The sessions were life changing, he says, but after one year his permission expired in October 2021 and he had to reapply.
This week, Health Canada responded that they intend to refuse his request.
"My options are really pretty limited," Hartle said in an interview. "I can either just try to muddle through life without having any treatment or, you know, I would have to seek something in the underground, like so many other people have had to do, although obviously it's a long ways away from my first choice."
Hartle, a 54-year-old father of two, was diagnosed with Stage 4 terminal cancer in 2016. He has found the psilocybin therapy to be by far the most effective, long-lasting treatment to manage his anxieties about death.
In an open letter to Carolyn Bennett, the minister for mental health and addictions, Hartle noted that his form of cancer typically kills patients in about 18 months.

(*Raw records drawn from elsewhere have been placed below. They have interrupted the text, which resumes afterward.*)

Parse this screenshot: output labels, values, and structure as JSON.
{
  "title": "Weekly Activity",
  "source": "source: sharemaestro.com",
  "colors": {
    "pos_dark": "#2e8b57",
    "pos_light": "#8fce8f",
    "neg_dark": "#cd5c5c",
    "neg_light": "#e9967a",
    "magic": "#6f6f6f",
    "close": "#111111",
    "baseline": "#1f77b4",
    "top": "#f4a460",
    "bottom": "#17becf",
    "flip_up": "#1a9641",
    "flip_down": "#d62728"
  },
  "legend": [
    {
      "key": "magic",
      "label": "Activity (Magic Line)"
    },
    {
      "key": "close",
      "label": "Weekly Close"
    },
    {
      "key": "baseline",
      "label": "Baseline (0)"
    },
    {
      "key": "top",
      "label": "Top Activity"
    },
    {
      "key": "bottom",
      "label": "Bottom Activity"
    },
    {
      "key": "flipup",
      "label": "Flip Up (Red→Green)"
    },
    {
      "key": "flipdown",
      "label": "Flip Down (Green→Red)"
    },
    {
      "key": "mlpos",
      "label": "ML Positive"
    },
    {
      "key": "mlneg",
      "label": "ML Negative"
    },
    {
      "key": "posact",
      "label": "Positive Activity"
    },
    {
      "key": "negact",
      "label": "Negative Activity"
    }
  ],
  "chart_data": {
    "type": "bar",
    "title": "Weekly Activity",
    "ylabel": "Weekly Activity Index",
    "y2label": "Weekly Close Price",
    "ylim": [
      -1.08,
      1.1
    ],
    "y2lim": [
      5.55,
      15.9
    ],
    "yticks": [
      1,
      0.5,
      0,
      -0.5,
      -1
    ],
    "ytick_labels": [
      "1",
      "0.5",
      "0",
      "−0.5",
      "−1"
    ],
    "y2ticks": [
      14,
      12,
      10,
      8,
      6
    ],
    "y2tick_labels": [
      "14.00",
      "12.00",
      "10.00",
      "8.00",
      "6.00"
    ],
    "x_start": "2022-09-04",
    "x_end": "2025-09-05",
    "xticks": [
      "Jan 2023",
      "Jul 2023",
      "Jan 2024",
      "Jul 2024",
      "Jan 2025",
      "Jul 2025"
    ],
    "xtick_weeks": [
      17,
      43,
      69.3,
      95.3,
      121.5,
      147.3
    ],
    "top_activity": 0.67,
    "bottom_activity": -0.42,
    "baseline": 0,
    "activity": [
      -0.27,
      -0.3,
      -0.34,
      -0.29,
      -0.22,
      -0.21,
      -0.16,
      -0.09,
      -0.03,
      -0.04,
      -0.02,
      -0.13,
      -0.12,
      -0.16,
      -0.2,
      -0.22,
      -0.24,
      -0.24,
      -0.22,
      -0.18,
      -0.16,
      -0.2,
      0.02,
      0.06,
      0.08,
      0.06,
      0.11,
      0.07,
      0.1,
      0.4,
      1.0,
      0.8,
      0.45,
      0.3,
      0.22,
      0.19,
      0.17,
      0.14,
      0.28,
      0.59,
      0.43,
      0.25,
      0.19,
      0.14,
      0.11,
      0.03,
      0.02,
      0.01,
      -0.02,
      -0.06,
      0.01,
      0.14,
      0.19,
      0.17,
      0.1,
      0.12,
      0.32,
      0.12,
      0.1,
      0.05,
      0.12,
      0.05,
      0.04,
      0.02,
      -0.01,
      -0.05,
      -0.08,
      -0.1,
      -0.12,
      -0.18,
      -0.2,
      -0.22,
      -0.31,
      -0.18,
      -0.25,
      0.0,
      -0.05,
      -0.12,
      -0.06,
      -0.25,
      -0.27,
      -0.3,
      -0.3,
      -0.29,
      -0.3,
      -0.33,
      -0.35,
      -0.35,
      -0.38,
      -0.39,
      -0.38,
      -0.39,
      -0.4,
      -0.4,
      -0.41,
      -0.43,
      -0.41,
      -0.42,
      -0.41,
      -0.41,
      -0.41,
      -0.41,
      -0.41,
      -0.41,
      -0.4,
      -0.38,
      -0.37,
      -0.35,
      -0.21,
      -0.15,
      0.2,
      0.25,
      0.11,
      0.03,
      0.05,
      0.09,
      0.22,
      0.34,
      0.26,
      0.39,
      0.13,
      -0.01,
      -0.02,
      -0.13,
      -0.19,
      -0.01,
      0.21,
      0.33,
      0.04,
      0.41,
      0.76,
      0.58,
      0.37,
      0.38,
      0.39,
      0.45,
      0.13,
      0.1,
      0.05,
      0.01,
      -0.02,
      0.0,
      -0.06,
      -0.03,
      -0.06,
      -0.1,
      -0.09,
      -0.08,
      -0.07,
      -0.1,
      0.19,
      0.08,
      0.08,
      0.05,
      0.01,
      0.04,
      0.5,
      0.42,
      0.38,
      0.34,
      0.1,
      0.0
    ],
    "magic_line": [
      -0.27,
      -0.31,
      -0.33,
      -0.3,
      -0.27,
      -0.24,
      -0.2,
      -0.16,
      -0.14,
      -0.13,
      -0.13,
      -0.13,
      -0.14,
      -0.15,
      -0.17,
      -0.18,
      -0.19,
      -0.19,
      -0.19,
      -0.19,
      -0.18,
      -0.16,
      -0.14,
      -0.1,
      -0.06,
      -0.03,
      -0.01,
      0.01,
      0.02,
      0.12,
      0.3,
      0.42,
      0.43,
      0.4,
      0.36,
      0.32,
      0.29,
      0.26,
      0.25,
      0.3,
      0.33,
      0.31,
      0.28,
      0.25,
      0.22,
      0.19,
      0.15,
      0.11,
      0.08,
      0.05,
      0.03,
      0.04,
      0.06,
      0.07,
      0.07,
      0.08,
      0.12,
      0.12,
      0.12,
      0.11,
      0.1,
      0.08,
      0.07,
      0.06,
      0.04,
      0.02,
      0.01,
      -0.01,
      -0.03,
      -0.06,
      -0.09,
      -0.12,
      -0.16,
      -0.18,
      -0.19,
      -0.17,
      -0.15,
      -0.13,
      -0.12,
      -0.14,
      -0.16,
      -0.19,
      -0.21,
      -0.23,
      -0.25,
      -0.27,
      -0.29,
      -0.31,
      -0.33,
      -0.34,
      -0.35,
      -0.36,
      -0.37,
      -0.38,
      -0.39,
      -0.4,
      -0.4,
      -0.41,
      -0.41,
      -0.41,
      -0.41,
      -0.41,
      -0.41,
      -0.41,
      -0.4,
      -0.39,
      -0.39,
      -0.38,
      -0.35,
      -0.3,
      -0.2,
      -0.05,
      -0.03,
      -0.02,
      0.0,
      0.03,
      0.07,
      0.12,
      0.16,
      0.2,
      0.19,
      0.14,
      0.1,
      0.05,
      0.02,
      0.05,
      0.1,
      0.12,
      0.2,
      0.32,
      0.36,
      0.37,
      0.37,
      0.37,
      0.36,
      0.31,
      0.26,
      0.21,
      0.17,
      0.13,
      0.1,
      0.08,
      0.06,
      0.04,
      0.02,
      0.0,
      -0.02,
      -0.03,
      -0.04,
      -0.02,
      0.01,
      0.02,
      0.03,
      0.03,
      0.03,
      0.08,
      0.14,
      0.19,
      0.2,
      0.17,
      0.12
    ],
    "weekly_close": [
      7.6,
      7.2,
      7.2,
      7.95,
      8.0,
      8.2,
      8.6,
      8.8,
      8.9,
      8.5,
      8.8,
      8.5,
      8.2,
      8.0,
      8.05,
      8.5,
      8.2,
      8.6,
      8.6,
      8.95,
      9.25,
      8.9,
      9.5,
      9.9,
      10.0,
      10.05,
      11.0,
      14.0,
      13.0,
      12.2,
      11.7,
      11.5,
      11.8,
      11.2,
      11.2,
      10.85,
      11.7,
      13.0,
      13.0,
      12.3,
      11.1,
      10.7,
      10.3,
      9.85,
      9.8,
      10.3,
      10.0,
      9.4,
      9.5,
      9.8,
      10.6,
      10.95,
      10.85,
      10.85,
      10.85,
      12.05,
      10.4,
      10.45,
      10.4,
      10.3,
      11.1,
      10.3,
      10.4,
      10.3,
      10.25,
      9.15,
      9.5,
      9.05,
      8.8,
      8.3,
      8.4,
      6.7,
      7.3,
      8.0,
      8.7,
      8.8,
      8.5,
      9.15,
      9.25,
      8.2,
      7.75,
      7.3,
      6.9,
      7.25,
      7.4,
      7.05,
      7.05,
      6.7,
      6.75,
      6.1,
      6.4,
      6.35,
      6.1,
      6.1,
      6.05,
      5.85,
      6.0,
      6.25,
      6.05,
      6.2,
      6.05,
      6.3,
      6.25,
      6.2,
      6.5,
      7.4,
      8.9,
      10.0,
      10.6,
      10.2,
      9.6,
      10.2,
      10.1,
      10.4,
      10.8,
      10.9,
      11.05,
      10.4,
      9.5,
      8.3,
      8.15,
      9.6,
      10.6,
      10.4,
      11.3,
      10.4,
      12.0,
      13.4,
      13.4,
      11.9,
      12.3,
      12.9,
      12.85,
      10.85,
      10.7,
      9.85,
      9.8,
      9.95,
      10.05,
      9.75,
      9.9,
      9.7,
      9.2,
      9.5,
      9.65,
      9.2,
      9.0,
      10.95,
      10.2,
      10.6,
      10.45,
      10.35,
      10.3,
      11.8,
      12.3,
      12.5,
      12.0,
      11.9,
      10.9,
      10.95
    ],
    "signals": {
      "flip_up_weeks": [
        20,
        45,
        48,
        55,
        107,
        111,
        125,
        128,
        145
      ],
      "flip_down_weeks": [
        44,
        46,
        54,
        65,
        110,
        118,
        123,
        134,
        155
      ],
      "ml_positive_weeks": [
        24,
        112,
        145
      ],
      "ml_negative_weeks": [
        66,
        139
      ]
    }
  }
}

"The length of time you spent waiting on this application is the typical lifespan of someone with my terminal condition," he wrote. "Surely, you can see how cruel this looks to spend the expected lifespan of the patient just watching what he does and says instead of being responsive and helpful?"
Hartle was initially granted an exemption in October 2020 under Section 56 of the Controlled Drugs and Substances Act to use psilocybin under clinical supervision. After that expired, and while he waited for the response to his renewal request, he was able to access psilocybin through a supporting doctor under Health Canada's special access program (SAP).
However, he had to travel to British Columbia for those sessions, an expense he cannot continue to afford. Plus, the doctor there, Dr. Valorie Masuda, told CBC in December that a SAP representative told her she has been submitting too many applications and must run a clinical trial instead.
Hartle says that puts him in an impossible position.
"Because I managed to find access to an SAP on two occasions, Health Canada is using that as a justification to not give me a Section 56 [exemption]. In the same message, they have said that they recognize that going to B.C. isn't financially viable for me," he said.
"It feels like they're sort of hitting it from both sides. They're using my creativity against me as a reason why I should not get a section 56 [exemption]."
The letter from Health Canada, which Hartle provided to CBC, says Hartle should pursue psilocybin through other routes.
"After careful consideration, I intend to refuse your request for a subsequent subsection 56(1) exemption, on the basis that there are existing regulatory pathways through which access to a legal source of psilocybin may be sought, such as SAP," wrote Jennifer Saxe, director general of Health Canada's controlled substances directorate.
Asked by CBC for comment on the situation, Health Canada replied Thursday that it does not comment on individual applications for exemption for privacy and safety reasons.
Calls for regulations
Spencer Hawkswell, president of TheraPsil, a non-profit organization working on providing psilocybin therapy to Canadians in medical need, said he is appalled at the "cruelty" of Health Canada's decision.
It's "almost ironic," Hawkswell said, that the same government pushing to expand medical assistance in dying won't respond compassionately in this case.
"The same government is allowing Thomas and people in Thomas's position to choose medical assistance in dying, to access drugs that will certainly stop their heart," Hawkswell said. "Yet they won't allow them access to psilocybin and something that has proven, in Thomas's case, to be 100 per cent successful in his treatment."
The solution, says Hawkswell, is to regulate psilocybin as cannabis is.
"People should not be waiting on bureaucrats to confirm whether or not a doctor's clinical decision is sound," Hawkswell said. "That should be the doctor, and the fact that the government is in the way is only contributing to the suffering and delays such as the one Thomas experienced."